La jeunesse dans le brouillard
Chômage, problèmes de logement, décalage avec les politiques... Depuis Alger, où Emmanuel Macron est en déplacement, des jeunes témoignent de leur frustration, mais aussi de leurs envies de changement.
Penchée sur ses notes, Ouarda Machouk griffonne. D’ici à quelques minutes, cette étudiante de 25 ans enregistrera une émission musicale consacrée aux jeunes talents algériens. Dans ce studio bricolé dans un appartement d’Alger, une webradio consacrée à la jeunesse a vu le jour il y a plus d’un an, sous la houlette de l’organisation apolitique Rassemblement actions jeunesse (RAJ). C’est aussi dans la capitale algérienne, où est attendu ce mercredi Emmanuel Macron (lire cicontre), que Djamila Ould Khettab, 28 ans, a créé Inty, un magazine féminin en ligne collaboratif, et que Riadh Touat, 31 ans, employé dans la pharmaceutique le jour, se transforme la nuit en dénicheur de talents pour « Wesh Derna? », sa websérie documentaire. Dans ce pays où 70 % des habitants ont moins de 30 ans, les jeunes ne se sentent pas toujours bien représentés. Certains ont donc créé leur média.
Difficile de se projeter
« La jeunesse a envie de changement, mais l’Etat, la politique, la religion, n’aident pas toujours. Beaucoup de jeunes n’arrivent pas à se projeter », souffle Houfel Lila, 30 ans, qui travaille dans l’hôtellerie. « Le chômage est un passage imposé pour beaucoup », souligne Djelal Mokran, bénévole du RAJ. La difficulté de louer un logement quand on est célibataire, et de surcroît si l’on est une femme, ou les emplois sousqualifiés que nombre de diplômés doivent accepter, faute de mieux, font partie des sujets traités par Inty.
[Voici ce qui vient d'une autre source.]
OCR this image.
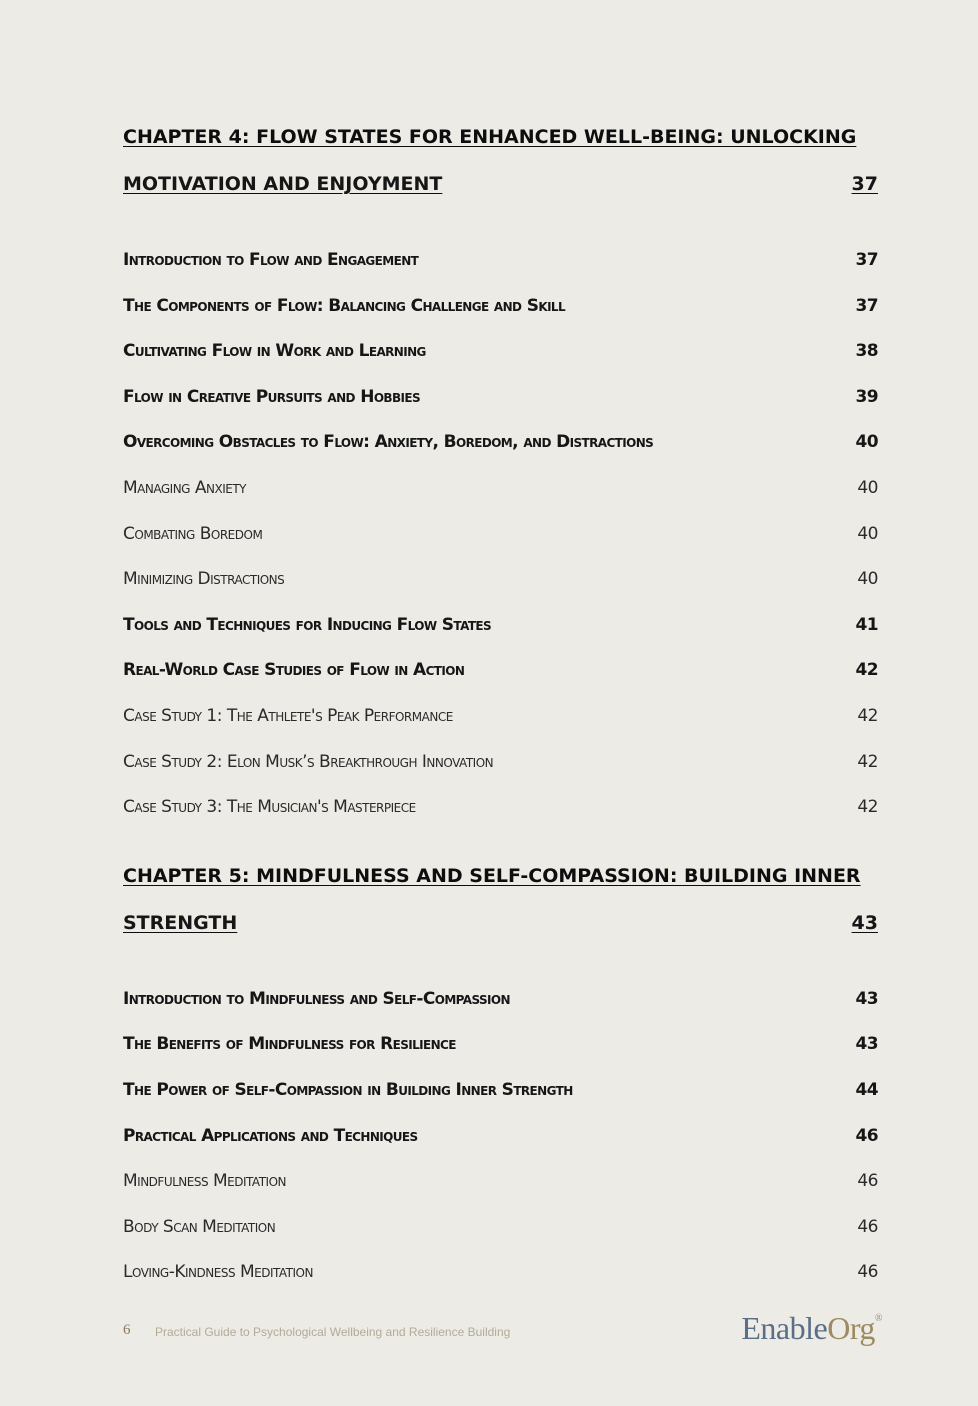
CHAPTER 4: FLOW STATES FOR ENHANCED WELL-BEING: UNLOCKING
MOTIVATION AND ENJOYMENT .....	37
Introduction to Flow and Engagement .....	37
The Components of Flow: Balancing Challenge and Skill .....	37
Cultivating Flow in Work and Learning .....	38
Flow in Creative Pursuits and Hobbies .....	39
Overcoming Obstacles to Flow: Anxiety, Boredom, and Distractions .....	40
Managing Anxiety .....	40
Combating Boredom .....	40
Minimizing Distractions .....	40
Tools and Techniques for Inducing Flow States .....	41
Real-World Case Studies of Flow in Action .....	42
Case Study 1: The Athlete's Peak Performance .....	42
Case Study 2: Elon Musk’s Breakthrough Innovation .....	42
Case Study 3: The Musician's Masterpiece .....	42
CHAPTER 5: MINDFULNESS AND SELF-COMPASSION: BUILDING INNER
STRENGTH .....	43
Introduction to Mindfulness and Self-Compassion .....	43
The Benefits of Mindfulness for Resilience .....	43
The Power of Self-Compassion in Building Inner Strength .....	44
Practical Applications and Techniques .....	46
Mindfulness Meditation .....	46
Body Scan Meditation .....	46
Loving-Kindness Meditation .....	46
6 Practical Guide to Psychological Wellbeing and Resilience Building	EnableOrg®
Ils reflètent l’évolution de la jeunesse, qui se sent en décalage avec les règles d’une société régie par le Code de la famille, et avec une économie peu diversifiée, très dépendante des hydrocarbures, alors que le prix du baril de pétrole a chuté. « Cette chute est une opportunité de diversifier notre économie, et pour cela il faut faire plus confiance aux jeunes », estime Riadh Touat, qui préfère voir le verre à moitié plein plutôt qu’à moitié vide. Et si « les jeunes Algériens manquent de modèles inspirants », il se réjouit de vivre à une époque où il est « facile de communiquer, de montrer des initiatives positives ». « On en a parfois marre que l’Algérie soit réduite à son président, comme si le pays aussi était paralysé, alors qu’il est super jeune et dynamique », lâche un peu plus loin une jeune femme. Dans moins de deux ans, Abdelaziz Bouteflika pourrait briguer un cinquième mandat.